My first vaccine was at a big (for us) pubic site that did 1200 people per day. There was a line but a bunch of stations inside. They were probably sticking eight people at a time.

My second vaccine was at a CVS where they were doing one person every fifteen minutes. There were two stations.

In both cases I was done in about half an hour including the fifteen minute wait.

Mine was (and will be again on Fri) in the small pharmacy section of a major chain grocery store. One table & 2 chairs set up in front of the magazine rack with a store clerk to hand you the paper form & answer any questions. Hand the filled form to the lone pharm tech at her window then hang around until there’s a gap in the action and the lone pharmacist can come out, sit you in the hot seat, do the jab then direct you to one of the 4 chairs in the nearby produce aisle to wait your 15 minutes then leave.

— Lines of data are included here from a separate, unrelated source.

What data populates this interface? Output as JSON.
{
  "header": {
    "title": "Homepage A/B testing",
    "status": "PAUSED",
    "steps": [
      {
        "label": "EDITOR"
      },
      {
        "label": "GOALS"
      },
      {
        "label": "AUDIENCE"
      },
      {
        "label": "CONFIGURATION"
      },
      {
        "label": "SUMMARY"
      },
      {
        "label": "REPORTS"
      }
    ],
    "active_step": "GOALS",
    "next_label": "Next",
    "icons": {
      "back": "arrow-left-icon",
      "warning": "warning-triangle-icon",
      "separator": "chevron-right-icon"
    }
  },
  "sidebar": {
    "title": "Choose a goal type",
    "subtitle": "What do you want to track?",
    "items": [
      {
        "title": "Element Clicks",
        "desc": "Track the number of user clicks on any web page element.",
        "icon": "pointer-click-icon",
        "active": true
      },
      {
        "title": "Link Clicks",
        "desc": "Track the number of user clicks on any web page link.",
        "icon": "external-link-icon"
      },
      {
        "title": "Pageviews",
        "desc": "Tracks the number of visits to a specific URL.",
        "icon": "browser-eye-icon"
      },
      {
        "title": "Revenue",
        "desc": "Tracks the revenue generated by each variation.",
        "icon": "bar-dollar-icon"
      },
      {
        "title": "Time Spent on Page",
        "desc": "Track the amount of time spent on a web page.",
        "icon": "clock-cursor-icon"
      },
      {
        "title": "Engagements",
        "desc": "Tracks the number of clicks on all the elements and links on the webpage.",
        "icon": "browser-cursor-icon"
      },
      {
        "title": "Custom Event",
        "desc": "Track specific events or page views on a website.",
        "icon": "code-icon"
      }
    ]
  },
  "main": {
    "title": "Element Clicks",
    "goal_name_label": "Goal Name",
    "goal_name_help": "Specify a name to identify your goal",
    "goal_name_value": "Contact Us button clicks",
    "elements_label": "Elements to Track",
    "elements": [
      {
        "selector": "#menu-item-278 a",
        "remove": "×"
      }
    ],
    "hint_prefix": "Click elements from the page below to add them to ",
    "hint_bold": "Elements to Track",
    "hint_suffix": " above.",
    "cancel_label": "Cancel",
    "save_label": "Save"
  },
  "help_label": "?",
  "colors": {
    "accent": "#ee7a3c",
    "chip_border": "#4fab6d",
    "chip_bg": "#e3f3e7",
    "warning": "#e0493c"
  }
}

The whole process had me in the store 25 minutes and while there I saw about 5 people ahead of me and 5 behind. So they were probably processing ~12/hour steadily. While doing all the usual pharmacy stuff for their non-COVID customers.

As long as they hand out appointments at the same rate they process people, there is zero reason to see a bigger crowd than the rate they’re doing people plus a short pipeline on both ends. Seeing a waiting crowd would be a sign of disorganization, not organization.

Unless it’s simply first-come-first served. Which system works great in the big venues with drive-up, but is dangerous for COVID because bored crowds on foot don’t social distance well.

Yes, it is. I was able to sign up for an apt the first day I was eligible. But it was for 4 weeks later. And our system here in NH is set up that once you have an apt you can’t even look to see if another site has a sooner slot without first canceling your existing apt…

I was able to make appointments for both the first and second shots at the same time on the MyTurn site. Apart from some confusion about where to go when I arrived (the address given was for the main building of the site where the vaccine clinic was being held, but the clinic was actually in the smaller building next door), it seemed like a pretty efficient operation when I went for my first shot. It was pretty much like the Levi Stadium operation, but on a smaller scale. Check in, wait in a short line, go up to the table where the nurse confirms your identity, does the spiel about side effects and administers the shot, then sit in the observation area for 15 minutes. The whole thing only took about 30 minutes from beginning to end.